Shelly McQueeney, the clinical director for Student Counseling Services, observes an “ebb and flow” of clients throughout the school year, with many students seeking support in the first weeks of the semester.

As returning students settle into their routines, they can utilize counseling services during highly stressful times of the year, such as midterms or final exams.

However, for freshmen and transfer students, the transition to college life, in general, can be a greater challenge. After their initial arrival on campus, several new students find themselves struggling to develop support systems and settle into the community.

“We see students that are coming in that are new to campus…that don’t really feel a strong connection, or they don’t know how to kind of find their place and their people and kind of get their grooves,” McQueeney said.

Laura Pedelty, a senior studying applied mathematics, has experienced this challenge firsthand. Pedelty transferred to Iowa State after attending the University of Wisconsin-Eau Claire for two years.

“It took me a little bit to make new friends in classes and have a group of friends outside of classes,” Pedelty said. “Especially coming in as a junior, I felt like most people by that time already have a cemented friend group.”

McQueeney said many of these social stresses seem to decrease as the semester unfolds.

However, other types of struggles may persist. Whether students choose to seek assistance from a mental health professional on campus or discover healthy coping strategies on their own, it is crucial that they find peace of mind while going through a difficult situation.

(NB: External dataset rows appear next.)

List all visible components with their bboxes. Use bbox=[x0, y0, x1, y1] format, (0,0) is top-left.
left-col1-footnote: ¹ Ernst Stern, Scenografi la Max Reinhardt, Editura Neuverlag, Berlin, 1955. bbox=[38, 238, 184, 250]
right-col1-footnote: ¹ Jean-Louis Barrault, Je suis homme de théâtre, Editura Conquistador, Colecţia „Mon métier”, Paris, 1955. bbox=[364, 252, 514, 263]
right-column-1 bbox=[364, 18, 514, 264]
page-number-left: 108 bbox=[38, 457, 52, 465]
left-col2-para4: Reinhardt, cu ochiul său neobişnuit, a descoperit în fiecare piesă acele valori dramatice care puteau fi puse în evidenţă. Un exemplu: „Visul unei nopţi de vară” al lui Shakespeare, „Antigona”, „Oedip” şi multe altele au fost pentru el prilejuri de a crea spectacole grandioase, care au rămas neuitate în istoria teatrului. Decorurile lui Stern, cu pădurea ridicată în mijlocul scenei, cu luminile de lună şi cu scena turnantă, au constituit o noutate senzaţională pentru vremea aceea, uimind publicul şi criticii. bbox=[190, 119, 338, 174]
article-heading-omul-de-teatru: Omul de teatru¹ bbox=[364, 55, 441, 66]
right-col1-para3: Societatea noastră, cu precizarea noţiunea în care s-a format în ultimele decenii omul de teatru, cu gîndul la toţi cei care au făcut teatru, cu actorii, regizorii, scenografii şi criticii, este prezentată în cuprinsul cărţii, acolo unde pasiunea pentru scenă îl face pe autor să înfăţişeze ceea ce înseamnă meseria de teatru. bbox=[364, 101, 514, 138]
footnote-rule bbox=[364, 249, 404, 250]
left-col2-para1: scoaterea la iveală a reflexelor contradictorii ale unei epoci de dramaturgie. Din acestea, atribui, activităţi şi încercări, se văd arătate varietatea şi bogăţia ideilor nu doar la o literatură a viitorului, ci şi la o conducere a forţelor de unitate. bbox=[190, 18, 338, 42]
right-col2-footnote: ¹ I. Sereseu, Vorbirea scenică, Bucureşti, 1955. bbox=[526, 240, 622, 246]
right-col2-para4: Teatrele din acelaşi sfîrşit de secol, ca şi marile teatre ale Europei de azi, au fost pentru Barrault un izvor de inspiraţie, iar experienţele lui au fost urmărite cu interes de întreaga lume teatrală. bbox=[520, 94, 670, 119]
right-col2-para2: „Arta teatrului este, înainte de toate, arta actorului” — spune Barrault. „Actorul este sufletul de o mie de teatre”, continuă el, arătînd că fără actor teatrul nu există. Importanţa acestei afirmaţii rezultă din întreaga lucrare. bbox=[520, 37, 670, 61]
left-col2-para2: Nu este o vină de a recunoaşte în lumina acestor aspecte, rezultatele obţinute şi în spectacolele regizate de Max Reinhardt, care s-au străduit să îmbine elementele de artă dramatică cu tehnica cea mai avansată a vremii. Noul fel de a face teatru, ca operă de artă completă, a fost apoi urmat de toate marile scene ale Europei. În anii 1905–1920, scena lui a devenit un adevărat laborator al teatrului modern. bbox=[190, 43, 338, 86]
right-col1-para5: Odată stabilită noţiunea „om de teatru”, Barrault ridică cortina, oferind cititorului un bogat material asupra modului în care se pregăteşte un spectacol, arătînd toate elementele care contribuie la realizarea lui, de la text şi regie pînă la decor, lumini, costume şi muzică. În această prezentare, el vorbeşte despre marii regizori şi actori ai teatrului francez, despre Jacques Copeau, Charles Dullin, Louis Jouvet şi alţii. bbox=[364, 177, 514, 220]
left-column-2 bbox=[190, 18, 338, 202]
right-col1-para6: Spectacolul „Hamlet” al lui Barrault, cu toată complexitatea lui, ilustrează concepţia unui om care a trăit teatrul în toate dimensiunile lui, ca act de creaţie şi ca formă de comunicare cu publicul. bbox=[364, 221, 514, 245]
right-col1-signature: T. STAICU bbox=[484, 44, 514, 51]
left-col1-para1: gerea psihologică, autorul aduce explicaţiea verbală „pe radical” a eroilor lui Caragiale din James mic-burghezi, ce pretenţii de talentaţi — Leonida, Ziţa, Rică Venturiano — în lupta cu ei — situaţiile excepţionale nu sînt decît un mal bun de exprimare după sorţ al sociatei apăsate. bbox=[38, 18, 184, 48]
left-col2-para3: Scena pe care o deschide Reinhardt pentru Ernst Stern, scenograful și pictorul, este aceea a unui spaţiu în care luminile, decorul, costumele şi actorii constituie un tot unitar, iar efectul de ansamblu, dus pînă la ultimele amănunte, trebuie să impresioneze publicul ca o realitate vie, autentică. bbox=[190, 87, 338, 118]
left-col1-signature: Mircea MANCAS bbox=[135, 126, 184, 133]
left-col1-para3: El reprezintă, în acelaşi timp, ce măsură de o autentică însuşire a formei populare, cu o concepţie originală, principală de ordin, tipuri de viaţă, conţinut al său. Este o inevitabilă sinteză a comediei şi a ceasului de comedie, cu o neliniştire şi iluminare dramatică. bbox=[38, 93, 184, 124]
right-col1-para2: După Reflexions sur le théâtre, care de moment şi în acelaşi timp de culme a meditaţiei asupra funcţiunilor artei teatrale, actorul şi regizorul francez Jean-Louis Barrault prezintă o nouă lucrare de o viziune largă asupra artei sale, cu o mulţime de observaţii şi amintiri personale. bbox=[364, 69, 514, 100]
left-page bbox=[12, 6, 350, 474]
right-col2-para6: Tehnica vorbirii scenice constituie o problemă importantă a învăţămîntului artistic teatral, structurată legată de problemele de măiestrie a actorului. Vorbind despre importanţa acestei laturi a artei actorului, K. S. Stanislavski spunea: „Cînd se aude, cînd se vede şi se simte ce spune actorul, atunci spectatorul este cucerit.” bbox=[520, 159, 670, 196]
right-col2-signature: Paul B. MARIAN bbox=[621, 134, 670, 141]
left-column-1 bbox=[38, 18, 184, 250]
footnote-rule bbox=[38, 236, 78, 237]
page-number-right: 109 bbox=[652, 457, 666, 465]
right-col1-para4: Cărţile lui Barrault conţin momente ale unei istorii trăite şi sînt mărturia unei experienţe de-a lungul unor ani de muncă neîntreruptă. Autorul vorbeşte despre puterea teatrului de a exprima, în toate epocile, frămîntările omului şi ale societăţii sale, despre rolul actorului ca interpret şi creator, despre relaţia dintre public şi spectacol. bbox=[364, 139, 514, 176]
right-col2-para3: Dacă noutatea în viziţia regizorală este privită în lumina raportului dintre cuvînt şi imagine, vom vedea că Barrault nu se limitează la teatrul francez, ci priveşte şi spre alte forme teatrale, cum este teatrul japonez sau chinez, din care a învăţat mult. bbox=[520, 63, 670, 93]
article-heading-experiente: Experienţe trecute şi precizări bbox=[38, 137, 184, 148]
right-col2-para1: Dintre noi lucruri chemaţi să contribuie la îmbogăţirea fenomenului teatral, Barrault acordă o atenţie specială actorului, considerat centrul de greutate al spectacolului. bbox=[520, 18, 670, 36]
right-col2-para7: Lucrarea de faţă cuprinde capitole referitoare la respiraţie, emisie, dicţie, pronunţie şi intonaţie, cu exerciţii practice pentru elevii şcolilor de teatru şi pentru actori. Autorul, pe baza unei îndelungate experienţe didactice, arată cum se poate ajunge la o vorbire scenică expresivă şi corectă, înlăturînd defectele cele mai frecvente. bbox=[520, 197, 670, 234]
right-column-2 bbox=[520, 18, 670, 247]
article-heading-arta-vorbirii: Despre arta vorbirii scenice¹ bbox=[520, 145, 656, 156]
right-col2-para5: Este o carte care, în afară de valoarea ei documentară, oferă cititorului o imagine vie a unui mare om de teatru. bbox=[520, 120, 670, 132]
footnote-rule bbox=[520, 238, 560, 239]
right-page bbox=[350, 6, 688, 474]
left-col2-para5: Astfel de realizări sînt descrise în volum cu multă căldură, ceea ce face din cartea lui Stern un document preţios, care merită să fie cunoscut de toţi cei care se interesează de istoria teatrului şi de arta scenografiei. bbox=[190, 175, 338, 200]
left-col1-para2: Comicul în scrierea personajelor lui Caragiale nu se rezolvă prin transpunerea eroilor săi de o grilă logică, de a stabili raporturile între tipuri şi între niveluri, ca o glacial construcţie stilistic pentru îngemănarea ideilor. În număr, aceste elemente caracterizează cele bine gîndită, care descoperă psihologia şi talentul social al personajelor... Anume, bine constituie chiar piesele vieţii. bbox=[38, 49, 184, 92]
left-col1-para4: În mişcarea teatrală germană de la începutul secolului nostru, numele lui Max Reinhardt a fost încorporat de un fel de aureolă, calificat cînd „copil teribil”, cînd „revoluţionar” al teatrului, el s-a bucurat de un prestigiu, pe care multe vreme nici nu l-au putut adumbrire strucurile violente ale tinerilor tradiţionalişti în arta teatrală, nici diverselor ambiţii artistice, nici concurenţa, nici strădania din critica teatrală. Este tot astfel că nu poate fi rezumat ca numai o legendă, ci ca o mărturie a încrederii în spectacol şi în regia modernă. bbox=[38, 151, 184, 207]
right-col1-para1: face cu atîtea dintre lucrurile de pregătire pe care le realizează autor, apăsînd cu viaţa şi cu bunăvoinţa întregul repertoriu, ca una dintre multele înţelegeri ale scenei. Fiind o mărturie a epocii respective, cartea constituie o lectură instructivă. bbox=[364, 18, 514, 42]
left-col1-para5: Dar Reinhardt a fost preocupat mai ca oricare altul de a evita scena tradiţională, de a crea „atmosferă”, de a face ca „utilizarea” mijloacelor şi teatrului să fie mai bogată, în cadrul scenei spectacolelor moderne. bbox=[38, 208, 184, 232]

“Some anxiety is really good,” McQueeney said. “We want anxiety because it keeps us moving forward and keeps us safe. It keeps us moving down the path that we want to go. But when anxiety kind of spikes and stops us from doing the things that we need to do, that’s when reaching out for services is really important.”

Relying on his personal support system has allowed freshman Ryan Watts to make a smooth adjustment to college. In addition to studying statistics, Watts is a member of the men’s cross country and track and field programs at Iowa State.

“Being able to rely on the people on the team, whether it be the teammates or coaches, just being able to go and talk to them if I have any issues [has been helpful],” Watts said. “I like to try and talk out loud and make sure that I’m okay every step of the way.”

In response to a cultural shift that encourages people to reduce the stigma surrounding mental health, Iowa State’s Student Counseling Services department has observed an increase in its number of clients.

“There is a strong push from academics all the way up to President Wintersteen, where her welcome letter to students was really focused on, ‘here are the resources to support your mental health,’ that was a clear indication to students that the university is concerned about students’ wellbeing, not just concerned that they’re going to walk out of here with a degree and get a great job,” McQueeney said.

September is Suicide Prevention Awareness Month. Although Iowa State’s counseling services constantly work to reach students in need of assistance, they emphasize this particular month by facilitating specific activities, such as the Field of Memories exhibit that took place Sept. 9.

“[Field of Memories is] a visual kind of program where students are putting in flags [outside Parks Library] and writing on flags to remember people that they’ve lost or just maybe some hope or something that will capture somebody’s attention that might be struggling,” McQueeney said.

The counseling services department offers several resources to support students who may be concerned about their well-being or others. Additional information can be found on their website.